PENN STATE (Idaho, Buffalo, Pitt, Pur, Iowa, Minn): Buffalo could've been an intriguing game if the Bulls hadn't lost most of their top-line talent off a good team last year. I still don't know what to make of Pat Narduzzi's Pittsburgh teams. Idaho is Idaho. The West Division draw is challenging, but could be worse. The Nittany Lions have some things to sort out this season, but the schedule isn’t adding a whole lot of additional difficulty on top of that.

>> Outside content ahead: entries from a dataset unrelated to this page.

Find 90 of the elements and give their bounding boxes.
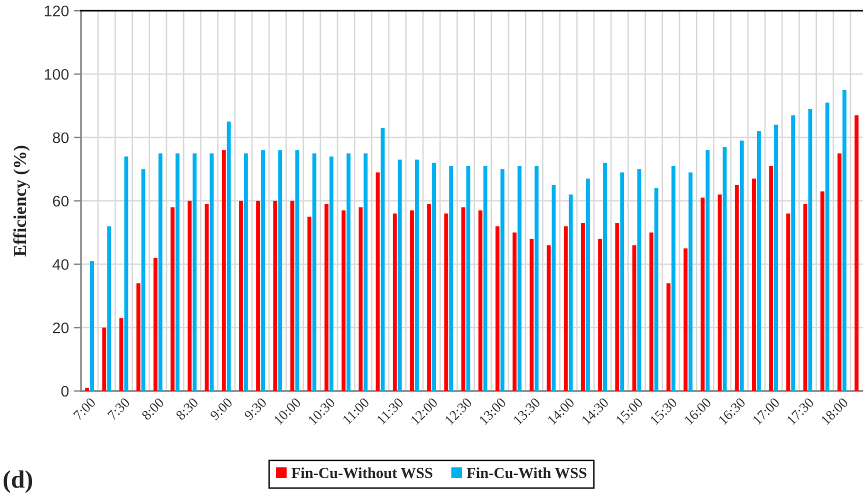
bar [820, 191, 824, 391]
y-tick-label: 100 [44, 68, 69, 80]
bar [188, 200, 192, 391]
bar [444, 214, 448, 391]
bar [671, 166, 676, 391]
bar [654, 188, 658, 391]
legend-label: Fin-Cu-With WSS [466, 467, 586, 478]
y-tick-label: 0 [61, 386, 69, 397]
bar [176, 153, 180, 391]
x-tick-label: 7:30 [107, 397, 130, 420]
bar [598, 238, 602, 391]
bar [307, 216, 312, 391]
bar [774, 124, 778, 391]
bar [649, 232, 654, 391]
bar [568, 194, 573, 391]
bar [414, 160, 419, 391]
bar [324, 204, 328, 391]
bar [700, 198, 705, 391]
bar [273, 200, 278, 391]
bar [90, 261, 94, 391]
legend-label: Fin-Cu-Without WSS [292, 467, 432, 478]
x-tick-label: 8:30 [175, 397, 199, 421]
bar [244, 153, 248, 391]
bar [312, 153, 316, 391]
bar [346, 153, 350, 391]
bar [261, 150, 265, 391]
bar [734, 185, 739, 391]
bar [483, 166, 488, 391]
y-tick-label: 20 [52, 322, 69, 334]
bar [586, 178, 590, 391]
bar [158, 153, 162, 391]
bar [500, 169, 504, 391]
bar [239, 200, 243, 391]
bar [534, 166, 539, 391]
bar [688, 172, 692, 391]
bar [842, 90, 846, 391]
bar [432, 162, 436, 391]
bar [141, 169, 146, 391]
bar [358, 207, 363, 391]
bar [684, 248, 688, 391]
bar [478, 210, 482, 391]
bar [85, 388, 90, 391]
bar [427, 204, 432, 391]
bar [398, 160, 402, 391]
bar [564, 226, 568, 391]
x-tick-label: 8:00 [141, 397, 165, 421]
bar [496, 226, 500, 391]
bar [620, 172, 624, 391]
bar [786, 214, 790, 391]
bar [136, 283, 140, 391]
bar [838, 153, 842, 391]
bar [512, 232, 517, 391]
bar [791, 115, 796, 391]
bar [530, 238, 534, 391]
bar [342, 210, 346, 391]
bar [392, 214, 397, 391]
bar [666, 283, 670, 391]
bar [102, 328, 106, 391]
bar [769, 166, 774, 391]
bar [278, 150, 282, 391]
bar [615, 223, 620, 391]
bar [226, 122, 231, 391]
y-axis-title: Efficiency (%) [13, 146, 30, 256]
bar [756, 131, 761, 391]
bar [603, 162, 607, 391]
bar [170, 207, 175, 391]
bar [752, 178, 756, 391]
bar [192, 153, 197, 391]
bar [222, 150, 226, 391]
text: (d) [4, 470, 32, 493]
bar [706, 150, 710, 391]
bar [825, 102, 830, 391]
y-tick-label: 60 [52, 196, 69, 207]
bar [364, 153, 368, 391]
bar [854, 115, 859, 391]
y-tick-label: 120 [44, 6, 69, 16]
bar [154, 258, 158, 391]
bar [107, 226, 112, 391]
bar [449, 166, 454, 391]
x-tick-label: 9:00 [209, 397, 233, 421]
y-tick-label: 40 [52, 259, 69, 270]
bar [581, 223, 585, 391]
x-tick-label: 7:00 [73, 397, 96, 420]
bar [740, 140, 744, 391]
y-tick-label: 80 [52, 132, 69, 144]
bar [329, 156, 334, 391]
bar [518, 166, 522, 391]
bar [410, 210, 414, 391]
x-tick-label: 9:30 [244, 397, 268, 421]
bar [256, 200, 260, 391]
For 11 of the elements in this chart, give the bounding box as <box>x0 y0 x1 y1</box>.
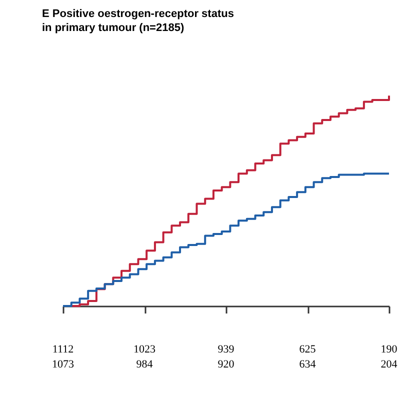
text: 634 <box>299 358 316 370</box>
text: 190 <box>380 344 398 356</box>
text: 1112 <box>52 344 74 356</box>
chart-title: E Positive oestrogen-receptor status in primary tumour (n=2185) <box>42 8 234 34</box>
text: 1073 <box>52 358 74 370</box>
text: 204 <box>380 358 398 370</box>
text: 920 <box>218 358 235 370</box>
text: 1023 <box>134 344 156 356</box>
text: 625 <box>299 344 316 356</box>
text: 939 <box>218 344 235 356</box>
text: 984 <box>136 358 154 370</box>
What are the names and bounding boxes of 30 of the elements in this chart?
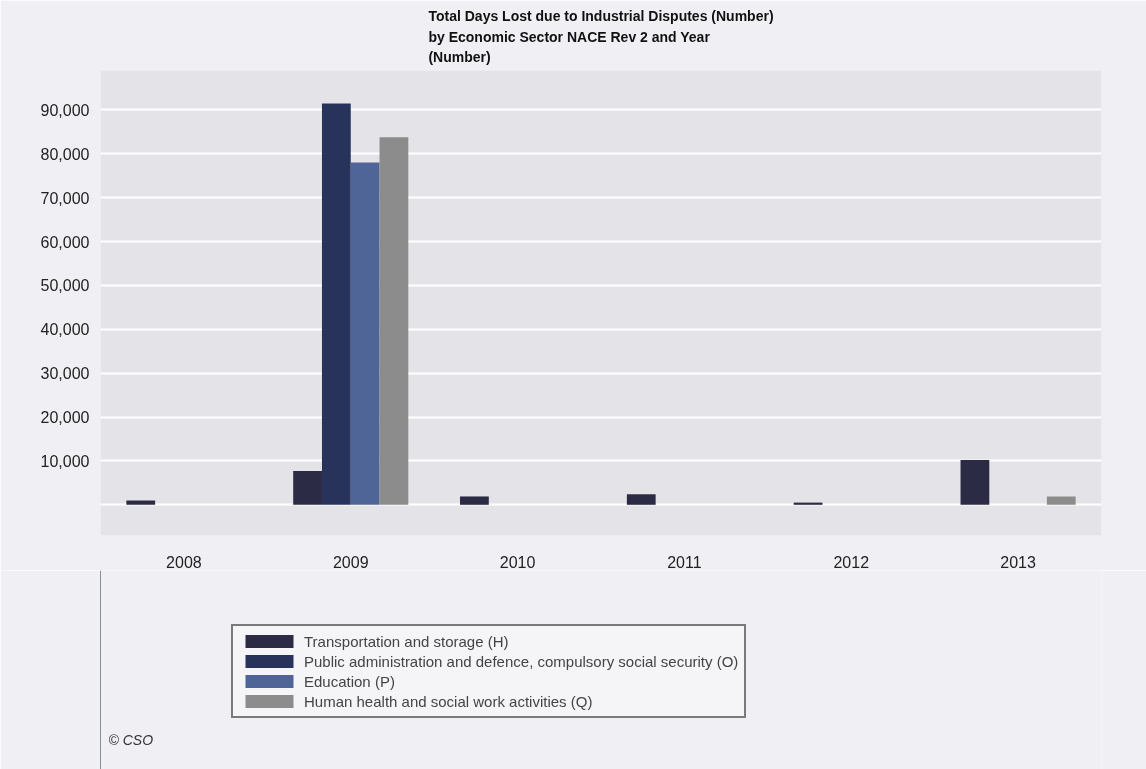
bar: [379, 137, 409, 505]
x-tick-label: 2012: [833, 553, 870, 571]
y-tick-label: 90,000: [40, 101, 90, 119]
y-tick-label: 30,000: [40, 365, 90, 383]
bar: [126, 500, 156, 505]
y-tick-label: 70,000: [40, 189, 90, 207]
bar: [626, 494, 656, 505]
bar: [321, 103, 351, 505]
x-tick-label: 2011: [667, 553, 702, 571]
bar: [293, 471, 322, 505]
y-tick-label: 40,000: [40, 321, 90, 339]
y-tick-label: 60,000: [40, 233, 90, 251]
bar: [460, 496, 489, 505]
x-tick-label: 2010: [499, 553, 536, 571]
legend-label: Transportation and storage (H): [304, 632, 509, 650]
x-tick-label: 2009: [332, 553, 369, 571]
x-tick-label: 2008: [166, 553, 202, 571]
x-tick-label: 2013: [1000, 553, 1036, 571]
y-tick-label: 20,000: [40, 409, 90, 427]
legend-label: Public administration and defence, compulsory social security (O): [304, 652, 739, 670]
legend-label: Human health and social work activities (Q): [304, 692, 593, 710]
bar: [960, 460, 990, 505]
y-tick-label: 50,000: [40, 277, 90, 295]
legend-label: Education (P): [304, 672, 395, 690]
y-tick-label: 80,000: [40, 145, 90, 163]
chart-title: Total Days Lost due to Industrial Disputes (Number) by Economic Sector NACE Rev 2 and Year (Number): [428, 7, 774, 66]
bar: [1046, 496, 1076, 505]
bar: [350, 162, 380, 505]
text: © CSO: [108, 731, 154, 748]
y-tick-label: 10,000: [40, 452, 90, 470]
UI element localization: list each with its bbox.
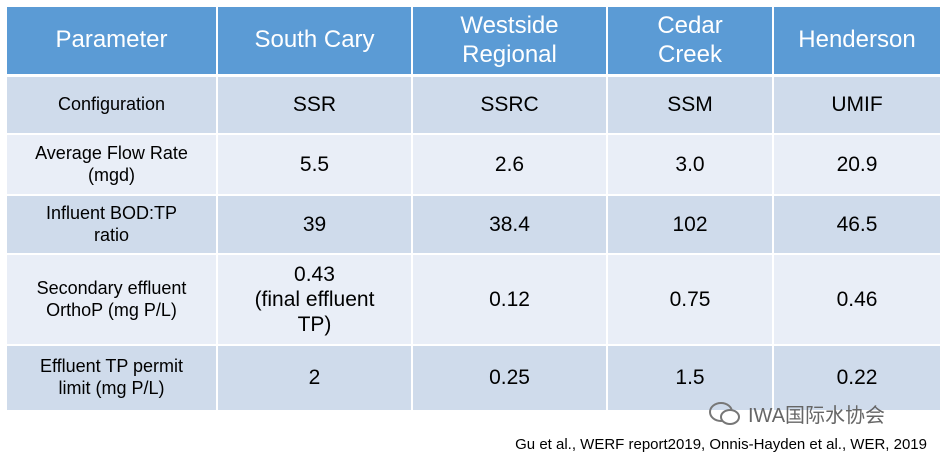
table: Parameter South Cary Westside Regional Ceda…	[7, 7, 942, 412]
table-cell: 2.6	[413, 135, 608, 196]
table-cell: 0.43 (final effluent TP)	[218, 255, 413, 346]
table-cell: 0.25	[413, 346, 608, 412]
table-cell: 46.5	[774, 196, 942, 255]
wechat-icon	[709, 401, 740, 425]
table-cell: SSM	[608, 77, 774, 135]
table-cell: 5.5	[218, 135, 413, 196]
table-cell: 1.5	[608, 346, 774, 412]
table-cell: 0.75	[608, 255, 774, 346]
table-cell: 0.46	[774, 255, 942, 346]
table-cell: 0.22	[774, 346, 942, 412]
row-label: Effluent TP permit limit (mg P/L)	[7, 346, 218, 412]
table-cell: 3.0	[608, 135, 774, 196]
table-cell: 102	[608, 196, 774, 255]
table-cell: 0.12	[413, 255, 608, 346]
table-cell: 20.9	[774, 135, 942, 196]
header-cell: South Cary	[218, 7, 413, 77]
row-label: Configuration	[7, 77, 218, 135]
table-cell: UMIF	[774, 77, 942, 135]
table-cell: 2	[218, 346, 413, 412]
citation: Gu et al., WERF report2019, Onnis-Hayden…	[515, 436, 927, 453]
row-label: Influent BOD:TP ratio	[7, 196, 218, 255]
watermark: IWA国际水协会	[708, 399, 885, 428]
header-cell: Cedar Creek	[608, 7, 774, 77]
table-cell: 38.4	[413, 196, 608, 255]
table-cell: SSR	[218, 77, 413, 135]
watermark-text: IWA国际水协会	[748, 405, 886, 427]
header-cell: Henderson	[774, 7, 942, 77]
table-cell: 39	[218, 196, 413, 255]
row-label: Average Flow Rate (mgd)	[7, 135, 218, 196]
header-cell: Parameter	[7, 7, 218, 77]
header-cell: Westside Regional	[413, 7, 608, 77]
table-cell: SSRC	[413, 77, 608, 135]
row-label: Secondary effluent OrthoP (mg P/L)	[7, 255, 218, 346]
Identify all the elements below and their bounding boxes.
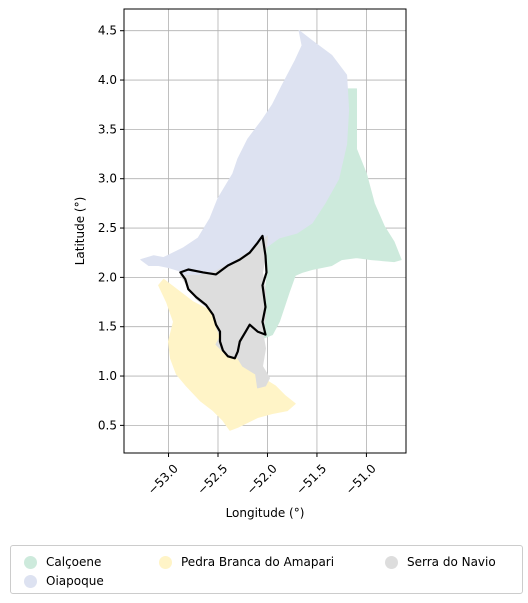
- highlight-outline: [179, 234, 268, 360]
- legend-label: Pedra Branca do Amapari: [181, 555, 335, 569]
- y-tick-label: 3.0: [98, 172, 117, 186]
- legend-item-pedra-branca-do-amapari: Pedra Branca do Amapari: [159, 553, 334, 571]
- legend-swatch: [159, 555, 172, 569]
- y-tick-label: 2.0: [98, 270, 117, 284]
- y-tick-label: 2.5: [98, 221, 117, 235]
- legend-label: Oiapoque: [46, 574, 104, 588]
- region-oiapoque: [140, 30, 350, 276]
- x-axis-label: Longitude (°): [226, 506, 305, 520]
- outline-path: [179, 234, 268, 360]
- x-tick-label: −52.0: [244, 461, 280, 497]
- y-tick-label: 4.0: [98, 73, 117, 87]
- map-chart: −53.0 −52.5 −52.0 −51.5 −51.0 0.5 1.0 1.5 2.0 2.5…: [73, 8, 407, 520]
- y-tick-label: 3.5: [98, 122, 117, 136]
- y-tick-label: 0.5: [98, 418, 117, 432]
- legend: Calçoene Oiapoque Pedra Branca do Amapar…: [10, 545, 523, 594]
- y-tick-label: 4.5: [98, 24, 117, 38]
- legend-swatch: [24, 555, 37, 569]
- y-axis-label: Latitude (°): [73, 197, 87, 266]
- plot-frame: [123, 8, 407, 454]
- y-tick-label: 1.0: [98, 369, 117, 383]
- legend-item-oiapoque: Oiapoque: [24, 572, 104, 590]
- x-tick-label: −51.5: [293, 461, 329, 497]
- legend-label: Calçoene: [46, 555, 102, 569]
- legend-swatch: [385, 555, 398, 569]
- legend-label: Serra do Navio: [407, 555, 496, 569]
- legend-swatch: [24, 574, 37, 588]
- municipality-polygons: [140, 30, 402, 431]
- legend-item-calcoene: Calçoene: [24, 553, 101, 571]
- y-tick-label: 1.5: [98, 320, 117, 334]
- legend-item-serra-do-navio: Serra do Navio: [385, 553, 496, 571]
- x-tick-label: −51.0: [343, 461, 379, 497]
- x-tick-label: −52.5: [194, 461, 230, 497]
- x-tick-label: −53.0: [145, 461, 181, 497]
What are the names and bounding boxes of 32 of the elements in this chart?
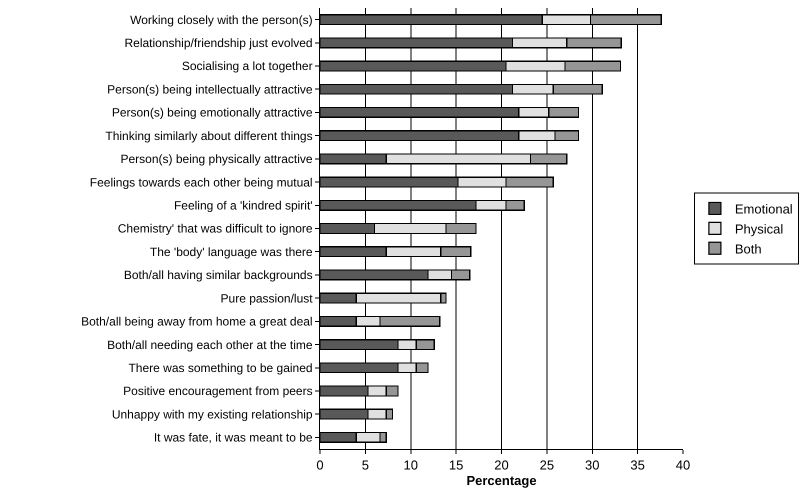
- legend-label: Physical: [734, 221, 784, 236]
- x-tick-label: 25: [540, 458, 554, 473]
- legend-label: Both: [734, 241, 762, 256]
- x-tick-label: 40: [676, 458, 690, 473]
- y-tick-label: It was fate, it was meant to be: [154, 430, 313, 445]
- y-tick-label: Person(s) being intellectually attractive: [107, 82, 313, 96]
- legend-label: Emotional: [734, 202, 793, 217]
- y-tick-label: Pure passion/lust: [220, 291, 314, 306]
- y-tick-label: Both/all having similar backgrounds: [124, 268, 313, 282]
- y-tick-label: The 'body' language was there: [150, 244, 313, 259]
- x-tick-label: 30: [585, 458, 600, 473]
- x-tick-label: 35: [630, 458, 645, 473]
- y-tick-label: Socialising a lot together: [182, 59, 313, 74]
- x-tick-label: 20: [494, 458, 509, 473]
- y-tick-label: Thinking similarly about different things: [105, 128, 313, 143]
- y-tick-label: Chemistry' that was difficult to ignore: [118, 222, 313, 236]
- y-tick-label: Person(s) being emotionally attractive: [112, 106, 313, 120]
- y-tick-label: Relationship/friendship just evolved: [124, 36, 313, 50]
- y-tick-label: Both/all needing each other at the time: [107, 338, 313, 352]
- x-tick-label: 0: [316, 458, 324, 473]
- x-tick-label: 10: [404, 458, 418, 473]
- x-tick-label: 5: [362, 458, 369, 473]
- y-tick-label: There was something to be gained: [128, 360, 313, 375]
- y-tick-label: Positive encouragement from peers: [123, 384, 313, 398]
- y-tick-label: Person(s) being physically attractive: [120, 152, 313, 166]
- y-tick-label: Feeling of a 'kindred spirit': [174, 198, 313, 212]
- y-tick-label: Feelings towards each other being mutual: [90, 175, 313, 190]
- y-tick-label: Both/all being away from home a great deal: [81, 314, 313, 329]
- y-tick-label: Working closely with the person(s): [130, 12, 313, 27]
- x-tick-label: 15: [448, 458, 464, 473]
- y-tick-label: Unhappy with my existing relationship: [112, 407, 313, 422]
- x-axis-title: Percentage: [466, 473, 537, 488]
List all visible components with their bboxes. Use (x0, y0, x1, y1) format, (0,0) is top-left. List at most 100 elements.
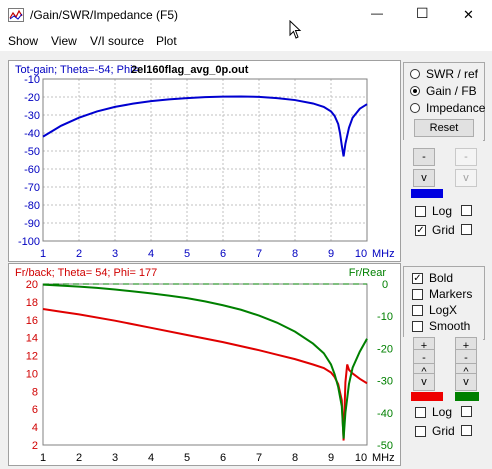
radio-gain-button[interactable] (410, 86, 420, 96)
bold-box[interactable]: ✓ (412, 272, 423, 284)
top-x-tick-label: 5 (184, 248, 190, 260)
top-y-tick-label: -80 (24, 200, 40, 212)
bottom-right-color-swatch[interactable] (455, 392, 479, 401)
radio-impedance-button[interactable] (410, 103, 420, 113)
bottom-x-tick-label: 4 (148, 452, 154, 464)
top-log-label: Log (432, 204, 453, 218)
top-x-tick-label: 3 (112, 248, 118, 260)
bottom-y-left-tick-label: 4 (32, 422, 38, 434)
top-color-swatch[interactable] (411, 189, 443, 198)
top-y-tick-label: -90 (24, 218, 40, 230)
close-button[interactable]: ✕ (446, 0, 492, 31)
bottom-y-left-tick-label: 2 (32, 440, 38, 452)
close-icon: ✕ (463, 7, 474, 22)
gain-series-line (42, 95, 368, 157)
bottom-grid-label: Grid (432, 424, 455, 438)
gain-chart: Tot-gain; Theta=-54; Phi=2el160flag_avg_… (15, 64, 395, 260)
radio-impedance[interactable]: Impedance (410, 100, 485, 116)
logx-box[interactable] (412, 304, 423, 316)
radio-swr-button[interactable] (410, 69, 420, 79)
bottom-y-left-tick-label: 14 (26, 333, 38, 345)
bottom-plot-right-header: Fr/Rear (349, 267, 387, 279)
bottom-log-checkbox[interactable]: Log (415, 405, 452, 419)
plot-type-group: SWR / ref Gain / FB Impedance Reset (403, 62, 485, 141)
reset-button[interactable]: Reset (414, 119, 474, 137)
radio-gain[interactable]: Gain / FB (410, 83, 477, 99)
minimize-button[interactable]: — (354, 0, 400, 31)
menu-view[interactable]: View (51, 34, 77, 48)
bottom-x-axis-unit: MHz (372, 452, 395, 464)
menu-bar: Show View V/I source Plot (0, 31, 492, 51)
bottom-grid-checkbox[interactable]: Grid (415, 424, 455, 438)
top-grid-box[interactable]: ✓ (415, 224, 426, 236)
bottom-x-tick-label: 7 (256, 452, 262, 464)
menu-plot[interactable]: Plot (156, 34, 177, 48)
top-y-tick-label: -50 (24, 146, 40, 158)
logx-label: LogX (429, 303, 458, 317)
bottom-y-right-tick-label: -10 (377, 311, 393, 323)
bottom-x-tick-label: 8 (292, 452, 298, 464)
logx-checkbox[interactable]: LogX (412, 303, 457, 317)
bottom-y-left-tick-label: 8 (32, 386, 38, 398)
bottom-y-right-tick-label: 0 (382, 279, 388, 291)
window-title: /Gain/SWR/Impedance (F5) (30, 8, 179, 22)
top-scale-down-left-button[interactable]: v (413, 169, 435, 187)
top-log-checkbox[interactable]: Log (415, 204, 452, 218)
markers-label: Markers (429, 287, 473, 301)
radio-gain-label: Gain / FB (426, 84, 477, 98)
top-log-right-box[interactable] (461, 205, 472, 216)
top-x-tick-label: 8 (292, 248, 298, 260)
top-plot-filename: 2el160flag_avg_0p.out (131, 64, 249, 76)
top-x-tick-label: 4 (148, 248, 154, 260)
frontback-plot-panel: Fr/back; Theta= 54; Phi= 177 Fr/Rear 20 18 1… (8, 263, 401, 466)
bottom-y-right-tick-label: -30 (377, 376, 393, 388)
top-y-tick-label: -10 (24, 74, 40, 86)
bottom-x-tick-label: 10 (355, 452, 367, 464)
top-scale-group: - - ^ v v Log ✓ Grid (403, 140, 483, 240)
bottom-x-tick-label: 6 (220, 452, 226, 464)
top-grid-checkbox[interactable]: ✓ Grid (415, 223, 455, 237)
smooth-label: Smooth (429, 319, 471, 333)
bottom-log-right-box[interactable] (461, 406, 472, 417)
top-x-tick-label: 1 (40, 248, 46, 260)
maximize-button[interactable]: ☐ (400, 0, 446, 31)
top-x-tick-label: 2 (76, 248, 82, 260)
top-scale-minus-right-button[interactable]: - (455, 148, 477, 166)
display-options-group: ✓ Bold Markers LogX Smooth (403, 266, 485, 340)
bottom-x-tick-label: 5 (184, 452, 190, 464)
bottom-grid-right-box[interactable] (461, 425, 472, 436)
top-y-tick-label: -60 (24, 164, 40, 176)
top-grid-label: Grid (432, 223, 455, 237)
smooth-box[interactable] (412, 320, 423, 332)
bottom-y-left-tick-label: 6 (32, 404, 38, 416)
bottom-grid-box[interactable] (415, 425, 426, 437)
maximize-icon: ☐ (416, 5, 429, 21)
frontback-chart: Fr/back; Theta= 54; Phi= 177 Fr/Rear20181… (15, 267, 395, 464)
bottom-scale-group: + + - - ^ ^ v v Log Grid (403, 337, 483, 465)
top-scale-minus-left-button[interactable]: - (413, 148, 435, 166)
top-log-box[interactable] (415, 205, 426, 217)
frontback-series-line (42, 308, 368, 441)
bottom-y-left-tick-label: 12 (26, 351, 38, 363)
top-scale-down-right-button[interactable]: v (455, 169, 477, 187)
markers-box[interactable] (412, 288, 423, 300)
title-bar: /Gain/SWR/Impedance (F5) — ☐ ✕ (0, 0, 492, 31)
bottom-log-box[interactable] (415, 406, 426, 418)
radio-impedance-label: Impedance (426, 101, 486, 115)
app-icon (8, 8, 24, 22)
bottom-left-down-button[interactable]: v (413, 373, 435, 391)
menu-vi-source[interactable]: V/I source (90, 34, 145, 48)
bottom-x-tick-label: 3 (112, 452, 118, 464)
top-y-tick-label: -70 (24, 182, 40, 194)
top-y-tick-label: -40 (24, 128, 40, 140)
menu-show[interactable]: Show (8, 34, 39, 48)
bottom-right-down-button[interactable]: v (455, 373, 477, 391)
top-grid-right-box[interactable] (461, 224, 472, 235)
markers-checkbox[interactable]: Markers (412, 287, 472, 301)
bold-checkbox[interactable]: ✓ Bold (412, 271, 453, 285)
bottom-left-color-swatch[interactable] (411, 392, 443, 401)
top-plot-frame (42, 78, 368, 242)
gain-plot-panel: Tot-gain; Theta=-54; Phi= 2el160flag_avg_… (8, 60, 401, 262)
radio-swr[interactable]: SWR / ref (410, 66, 478, 82)
smooth-checkbox[interactable]: Smooth (412, 319, 470, 333)
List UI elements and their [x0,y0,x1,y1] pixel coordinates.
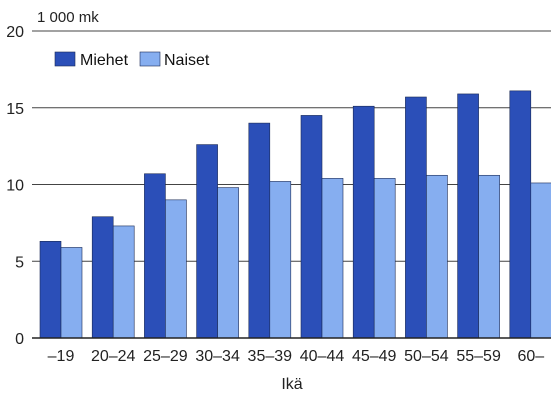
bar-naiset-5 [321,178,344,339]
x-tick-label: 50–54 [404,348,449,365]
y-tick-label: 20 [6,24,24,41]
legend-swatch-naiset [139,51,161,67]
bar-naiset-6 [373,178,396,339]
bar-miehet-9 [509,90,532,339]
x-tick-label: 45–49 [352,348,397,365]
bar-miehet-5 [300,115,323,339]
bar-naiset-4 [269,181,292,339]
x-axis-label: Ikä [281,376,302,393]
bar-miehet-3 [196,144,218,339]
bar-miehet-1 [91,216,114,339]
x-tick-label: 35–39 [248,348,293,365]
legend-label-naiset: Naiset [164,52,210,69]
x-tick-label: 20–24 [91,348,136,365]
bars [39,90,551,339]
bar-naiset-9 [530,182,551,339]
x-tick-label: –19 [48,348,75,365]
bar-naiset-2 [165,199,187,339]
x-tick-label: 30–34 [195,348,240,365]
legend-swatch-miehet [54,51,76,67]
x-tick-label: 25–29 [143,348,188,365]
bar-miehet-4 [248,122,271,339]
y-tick-label: 15 [6,101,24,118]
legend: Miehet Naiset [54,51,210,69]
x-tick-labels: –19 20–24 25–29 30–34 35–39 40–44 45–49 50–54 55… [48,348,545,365]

RUTGERS (UMass, Boston College, Liberty, Iowa, Minn, Ill): Rutgers gets the chance to face both FBS teams from Massachusetts, a unique treat. Boston College could be a little down from what it has been (though it can't afford to be down much for Steve Adazzio's sake). Keep a close eye on that Liberty game, however. It's possible the Knights could be 1-6 going into that game and a loss to Liberty, now led by Hugh Freeze, would make it pretty tough to not pull the plug on the Chris Ash era right then and there. (And then Freeze is coaching Rutgers in 2020?)

INDIANA (Ball St, EIU, UConn, Neb, NW, Pur): Blech. The Hoosiers get two of the bottom-20 teams in FBS plus an FCS team in nonconference play. All three have to be wins--but should be--which keeps the peskiness levels lower than they could be.

ILLINOIS (Akron, UConn, EMU, Mich, Rut, MSU): There seems to be a common trait to having Connecticut on the schedule. Akron's got a tough road ahead in 2019, too. Eastern Michigan is solid, but that's one Illinois should win. Add in Rutgers from the East and there's a reason people seem to like the over for the Illini at three wins.